Some of these rules and security precautions are just complete nonsense. A knife that’s 3 1/2 inches is fine, but four inches and you’re a terrorist! Thankfully, I don’t really look like a trouble maker, if you could even articulate what a trouble maker did look like. So in all but one occasion I have managed to escape the involuntary TSA rub-down. All they’re missing is the oil and the sleazy seventies music!

Anyway, I’m speaking at SANS in Vegas then flying to Orlando for GFIRST/US-CERT and then to Denver for OWASP. I’ll get plenty of chances to be annoyed by the safety threat that I present by using noise canceling headphones between now and then I’m sure.
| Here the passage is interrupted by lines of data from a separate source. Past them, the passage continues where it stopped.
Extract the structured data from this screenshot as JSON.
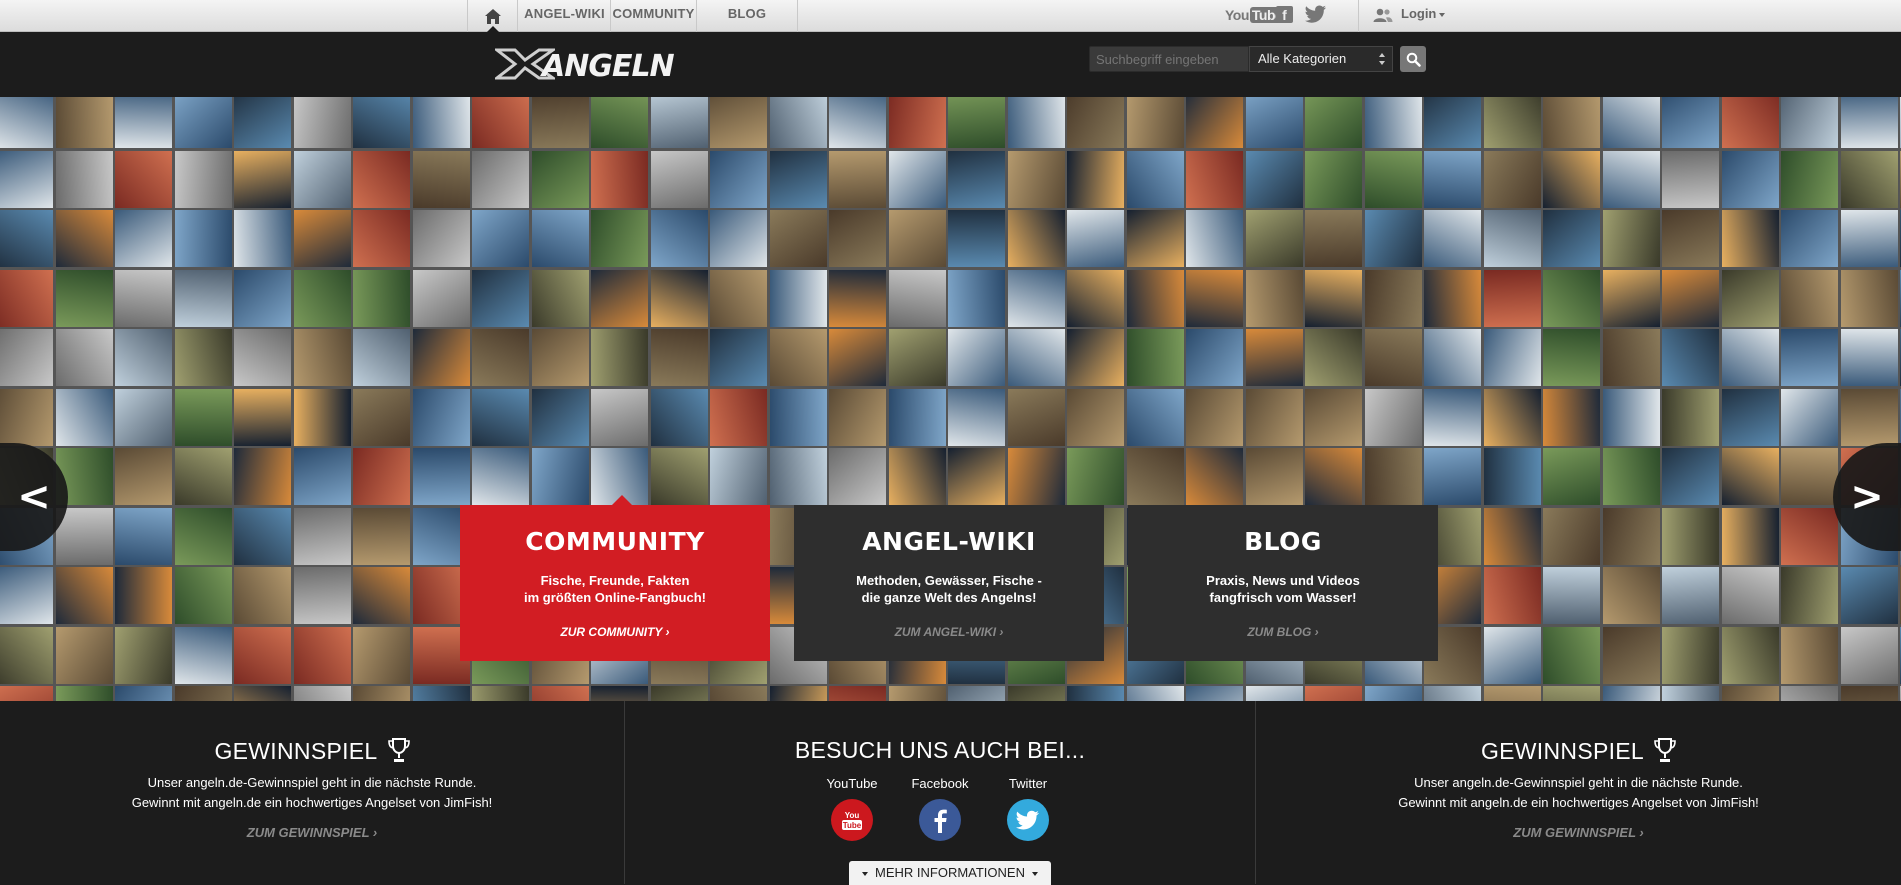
{
  "nav": {
    "home_icon": "home-icon",
    "links": [
      "ANGEL-WIKI",
      "COMMUNITY",
      "BLOG"
    ],
    "youtube_label": "YouTube",
    "login_label": "Login"
  },
  "header": {
    "logo_text": "ANGELN",
    "search": {
      "placeholder": "Suchbegriff eingeben",
      "category": "Alle Kategorien"
    }
  },
  "panels": {
    "community": {
      "title": "COMMUNITY",
      "line1": "Fische, Freunde, Fakten",
      "line2": "im größten Online-Fangbuch!",
      "link": "ZUR COMMUNITY ›"
    },
    "wiki": {
      "title": "ANGEL-WIKI",
      "line1": "Methoden, Gewässer, Fische -",
      "line2": "die ganze Welt des Angelns!",
      "link": "ZUM ANGEL-WIKI ›"
    },
    "blog": {
      "title": "BLOG",
      "line1": "Praxis, News und Videos",
      "line2": "fangfrisch vom Wasser!",
      "link": "ZUM BLOG ›"
    }
  },
  "footer": {
    "left": {
      "title": "GEWINNSPIEL",
      "line1": "Unser angeln.de-Gewinnspiel geht in die nächste Runde.",
      "line2": "Gewinnt mit angeln.de ein hochwertiges Angelset von JimFish!",
      "link": "ZUM GEWINNSPIEL ›"
    },
    "center": {
      "title": "BESUCH UNS AUCH BEI...",
      "youtube": "YouTube",
      "facebook": "Facebook",
      "twitter": "Twitter",
      "more": "MEHR INFORMATIONEN"
    },
    "right": {
      "title": "GEWINNSPIEL",
      "line1": "Unser angeln.de-Gewinnspiel geht in die nächste Runde.",
      "line2": "Gewinnt mit angeln.de ein hochwertiges Angelset von JimFish!",
      "link": "ZUM GEWINNSPIEL ›"
    }
  },
  "colors": {
    "accent_red": "#d21d23",
    "dark_bg": "#1c1c1c",
    "panel_dark": "#2e2e2e",
    "youtube": "#cc181e",
    "facebook": "#3b5998",
    "twitter": "#33aadd"
  }
}
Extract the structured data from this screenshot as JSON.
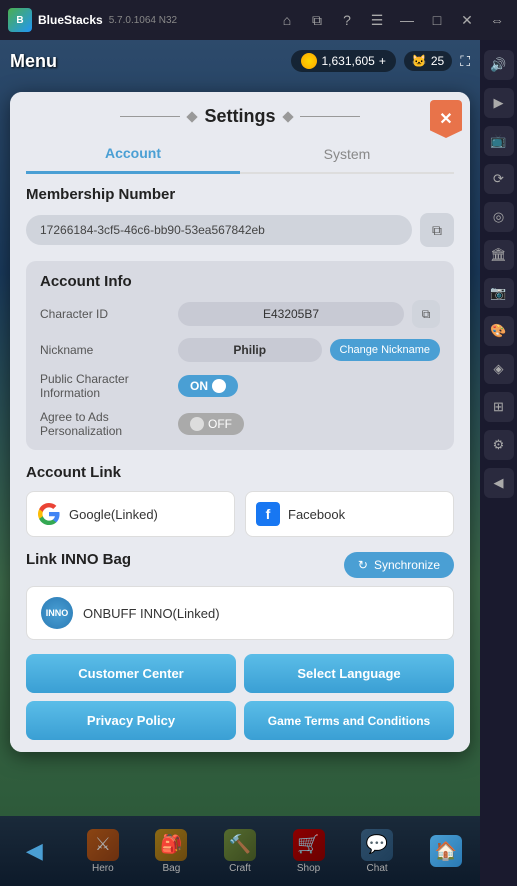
{
  "bluestacks": {
    "title": "BlueStacks",
    "version": "5.7.0.1064  N32",
    "icons": [
      "home",
      "layers",
      "question",
      "menu",
      "minus",
      "square",
      "close",
      "arrows"
    ]
  },
  "game": {
    "menu_label": "Menu",
    "currency": "1,631,605",
    "pet_count": "25"
  },
  "settings": {
    "title": "Settings",
    "close_label": "✕",
    "tabs": [
      {
        "id": "account",
        "label": "Account",
        "active": true
      },
      {
        "id": "system",
        "label": "System",
        "active": false
      }
    ],
    "membership": {
      "section_title": "Membership Number",
      "number": "17266184-3cf5-46c6-bb90-53ea567842eb"
    },
    "account_info": {
      "section_title": "Account Info",
      "character_id_label": "Character ID",
      "character_id_value": "E43205B7",
      "nickname_label": "Nickname",
      "nickname_value": "Philip",
      "change_nickname_label": "Change Nickname",
      "public_info_label": "Public Character Information",
      "public_info_value": "ON",
      "ads_label": "Agree to Ads Personalization",
      "ads_value": "OFF"
    },
    "account_link": {
      "section_title": "Account Link",
      "google_label": "Google(Linked)",
      "facebook_label": "Facebook"
    },
    "inno_bag": {
      "section_title": "Link INNO Bag",
      "sync_label": "Synchronize",
      "inno_label": "ONBUFF INNO(Linked)",
      "inno_short": "INNO"
    },
    "bottom_buttons": [
      {
        "id": "customer-center",
        "label": "Customer Center"
      },
      {
        "id": "select-language",
        "label": "Select Language"
      },
      {
        "id": "privacy-policy",
        "label": "Privacy Policy"
      },
      {
        "id": "game-terms",
        "label": "Game Terms and Conditions"
      }
    ]
  },
  "bottom_nav": {
    "items": [
      {
        "id": "back",
        "label": "←",
        "icon": "◀",
        "text": ""
      },
      {
        "id": "hero",
        "label": "Hero",
        "icon": "⚔"
      },
      {
        "id": "bag",
        "label": "Bag",
        "icon": "🎒"
      },
      {
        "id": "craft",
        "label": "Craft",
        "icon": "🔨"
      },
      {
        "id": "shop",
        "label": "Shop",
        "icon": "🏪"
      },
      {
        "id": "chat",
        "label": "Chat",
        "icon": "💬"
      },
      {
        "id": "home",
        "label": "🏠",
        "icon": "🏠"
      }
    ]
  },
  "sidebar": {
    "icons": [
      "🔊",
      "▶",
      "⚙",
      "📺",
      "⟳",
      "◉",
      "🏛",
      "📷",
      "🎨",
      "◈",
      "⊞",
      "⚙",
      "◀"
    ]
  }
}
I’m not exactly sure why, but this reminds me of when I was doing a speech for the OWASP chapter in Minnesota. It was on a University campus. Being nice enough to host the event they also gave us an AV person. The AV person decided that I was an idiot upon only looking at me and made it clear that I shouldn’t touch her computers, yet she didn’t have anything installed despite the fact that she said she had MS office, the projector was having problems and it was clear she was pretty clueless. Yet she was still obviously annoyed at my gentle questioning. My friend was ready to rip her head off and was surprised I didn’t tell her who I was and where to shove her attitude. Sometimes it’s better to let people think they know what they are doing until they prove it to themselves that they don’t. She eventually gave up and let me do it myself (my own laptop and a non faulty cable later and we were up and running). I’m still waiting on the airline industry to come to the same conclusion as our beloved AV maiden.

Yesterday, my gfnd got a SMiShing text to her phone against Key Point Credit Union. The obvious tip off that this was an attack was that she doesn’t have an account with Key Point, not to mention the other clues. This is the first instance of it in the US I’ve heard of, although I’d be surprised if this was the first example of it. The number it was from was 905-392-8040. Unlike normal phishing though, it’s much harder to report the issue. Most people wouldn’t have the first clue how to log, forward or respond to the SMiShing attack.

Dear Key Point Credit Union Customer, we regret to inform you that we had to lock your bank account access. Call 800-482-0452 to restore your bank account.

Just another thing to be worried about. I have no idea what the lift on SMiShing attacks are compared to their online variants, but it’s an interesting phenomena. Since email addresses of SMSs are fairly easy to predict, it’s fairly simple to re-purpose spam gateways that are designed exactly for this purpose. The only trick is gathering enough mobile phone numbers.